We ran approximately twelve missions over that replica of the oil fields, approaching, attacking, and departing exactly as we intended doing on the actual raid. Each element was given a specific dummy target which had been erected to resemble the real thing, and we practiced until we could bomb it in our sleep. When we finally did get over the real Ploesti, our movements were almost automatic. In a low-altitude raid, you have to know precisely where you are going because you don’t see your target until you are on top of it. And we knew we could only make one pass.

Our
Liberators
were modified considerably for the mission. An extra releasable fuel tank was added in the bomb bay. The top-turret guns in the lead planes were arranged so that they would fire forward, so the first ships could strafe the entire area, with the following planes protecting their rear. Extra .50s were mounted in the noses of the lead planes.

Five bomb groups made the raid. Colonel Kane and I were piloting the lead ship of the first element. The second group was on our right wing, a third on the left, another further to the left, and the fifth on the extreme left. We flew a flat V, wingtip to wingtip – no plane in the entire formation was more than twenty-five feet away from another plane.

We had forty-eight planes in our element, flying in sections of five. The first four sections had ten planes each, with an eight-plane section bringing up the rear. Each of the first twenty ships carried 1,000-pound bombs with sixty-minute delayed-action fuzes. The sixty-minute fuzes were a precaution against premature explosions damaging the last planes over the target. In practice bombings, we got the entire flight across the target within a minute and fifteen seconds, but we were prepared for the possibility that some ships might get lost on the way and reach the target late. Each plane in the last three elements carried 500-pounders with forty-five second delayed-action fuzes.

Weather conditions were perfect when we took off at 0710. We crossed the Mediterranean at 2,000 feet.

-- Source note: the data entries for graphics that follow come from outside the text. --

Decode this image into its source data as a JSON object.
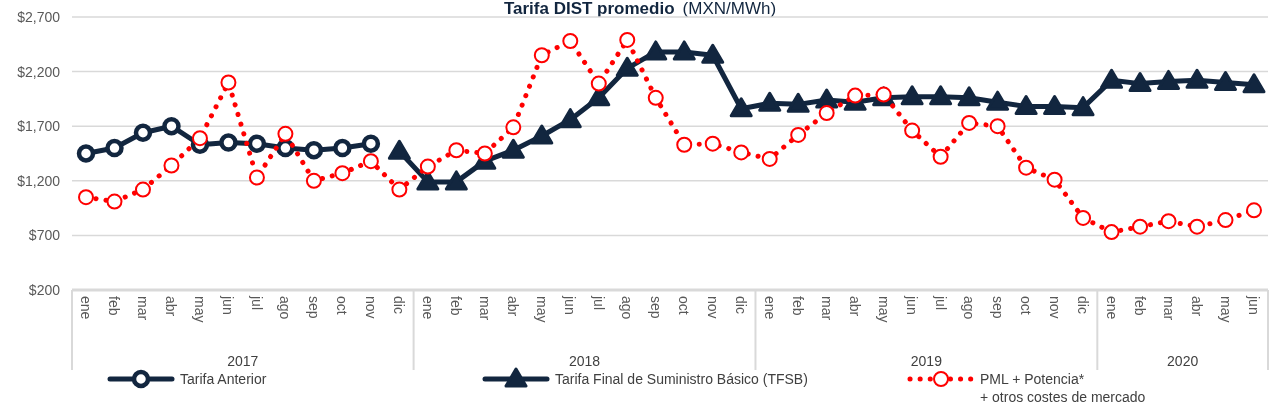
{
  "chart_data": {
    "type": "line",
    "title": "Tarifa DIST promedio",
    "subtitle": "(MXN/MWh)",
    "categories": [
      "ene",
      "feb",
      "mar",
      "abr",
      "may",
      "jun",
      "jul",
      "ago",
      "sep",
      "oct",
      "nov",
      "dic",
      "ene",
      "feb",
      "mar",
      "abr",
      "may",
      "jun",
      "jul",
      "ago",
      "sep",
      "oct",
      "nov",
      "dic",
      "ene",
      "feb",
      "mar",
      "abr",
      "may",
      "jun",
      "jul",
      "ago",
      "sep",
      "oct",
      "nov",
      "dic",
      "ene",
      "feb",
      "mar",
      "abr",
      "may",
      "jun"
    ],
    "annotations": [
      "2017",
      "2018",
      "2019",
      "2020"
    ],
    "ylim": [
      200,
      2700
    ],
    "yticks": [
      {
        "value": 200,
        "label": "$200"
      },
      {
        "value": 700,
        "label": "$700"
      },
      {
        "value": 1200,
        "label": "$1,200"
      },
      {
        "value": 1700,
        "label": "$1,700"
      },
      {
        "value": 2200,
        "label": "$2,200"
      },
      {
        "value": 2700,
        "label": "$2,700"
      }
    ],
    "grid": "y",
    "legend": "bottom",
    "series": [
      {
        "name": "Tarifa Anterior",
        "color": "#12263f",
        "marker": "circle",
        "line_style": "solid",
        "values": [
          1450,
          1500,
          1640,
          1700,
          1530,
          1550,
          1540,
          1500,
          1480,
          1500,
          1540,
          null,
          null,
          null,
          null,
          null,
          null,
          null,
          null,
          null,
          null,
          null,
          null,
          null,
          null,
          null,
          null,
          null,
          null,
          null,
          null,
          null,
          null,
          null,
          null,
          null,
          null,
          null,
          null,
          null,
          null,
          null
        ]
      },
      {
        "name": "Tarifa Final de Suministro Básico (TFSB)",
        "color": "#12263f",
        "marker": "triangle",
        "line_style": "solid",
        "values": [
          null,
          null,
          null,
          null,
          null,
          null,
          null,
          null,
          null,
          null,
          null,
          1470,
          1190,
          1190,
          1380,
          1480,
          1610,
          1760,
          1960,
          2230,
          2380,
          2380,
          2350,
          1860,
          1910,
          1900,
          1940,
          1920,
          1960,
          1970,
          1970,
          1960,
          1920,
          1880,
          1880,
          1870,
          2120,
          2090,
          2110,
          2120,
          2100,
          2080
        ]
      },
      {
        "name": "PML + Potencia* + otros costes de mercado",
        "color": "#ff0000",
        "marker": "circle",
        "line_style": "dotted",
        "values": [
          1050,
          1010,
          1120,
          1340,
          1590,
          2100,
          1230,
          1630,
          1200,
          1270,
          1380,
          1120,
          1330,
          1480,
          1450,
          1690,
          2350,
          2480,
          2090,
          2490,
          1960,
          1530,
          1540,
          1460,
          1400,
          1620,
          1820,
          1980,
          1990,
          1660,
          1420,
          1730,
          1700,
          1320,
          1210,
          860,
          730,
          780,
          830,
          780,
          840,
          930
        ]
      }
    ]
  }
}
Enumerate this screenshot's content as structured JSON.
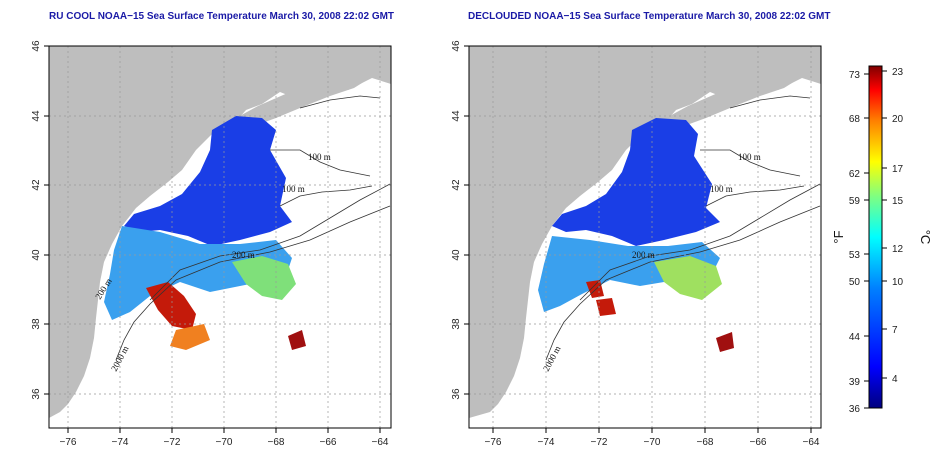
{
  "panels": [
    {
      "title": "RU COOL NOAA−15 Sea Surface Temperature March 30, 2008 22:02 GMT",
      "contour_labels": [
        "100 m",
        "100 m",
        "200 m",
        "2000 m",
        "200 m"
      ]
    },
    {
      "title": "DECLOUDED NOAA−15 Sea Surface Temperature March 30, 2008 22:02 GMT",
      "contour_labels": [
        "100 m",
        "100 m",
        "200 m",
        "2000 m"
      ]
    }
  ],
  "axes": {
    "x_ticks": [
      "−76",
      "−74",
      "−72",
      "−70",
      "−68",
      "−66",
      "−64"
    ],
    "y_ticks": [
      "36",
      "38",
      "40",
      "42",
      "44",
      "46"
    ]
  },
  "colorbar": {
    "fahrenheit_ticks": [
      "73",
      "68",
      "62",
      "59",
      "53",
      "50",
      "44",
      "39",
      "36"
    ],
    "celsius_ticks": [
      "23",
      "20",
      "17",
      "15",
      "12",
      "10",
      "7",
      "4"
    ],
    "fahrenheit_unit": "°F",
    "celsius_unit": "°C",
    "colors": [
      "#00007f",
      "#0000ff",
      "#0080ff",
      "#00ffff",
      "#80ff80",
      "#ffff00",
      "#ff8000",
      "#ff0000",
      "#7f0000"
    ]
  },
  "colors": {
    "land": "#bebebe",
    "title": "#1a1aa6",
    "cold_sst": "#1a3ee6",
    "mid_sst": "#3aa0ee",
    "warm_sst": "#c41a0a"
  }
}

At our initial point we ran into thick cumulus clouds at 10,000 feet and lowering. Over Yugoslavia, the clouds started settling in, and we had only about 1,000 feet of visibility over the 9,500-foot mountains. As we came into the Danube Valley, we dropped down to 2,500 feet and followed the Danube River to our target.

All the way across the Mediterranean and over part of Occupied Europe, we didn’t even see an enemy plane. It was like a practice mission but, naturally, we maintained radio silence. In that long ride, I don’t think anybody said a word.

About thirty-five minutes from our target, we lowered to twenty feet off the ground. And I mean twenty feet. We were coming in so low our plane actually had to pull up to avoid hitting a man on a horse. That horse probably is still running.

The fun started when we spotted a freight train sided at a railroad junction. There must have been fifty cars full of oil just inviting our personal attention. T/Sgt. Fred Leard, our right-waist gunner, and Sergeant Weckessler, top-turret gunner, were mighty eager boys. They called Colonel Kane on the interphone and asked if they could “test” their guns. They had gone through a routine test just after we left the field, and everything was in proper working order. But they wanted to make sure, and if a German oil train was sitting beneath them – well, that was just coincidental. The colonel, never a man to object to a “routine” check, gave his approval and the “test” began.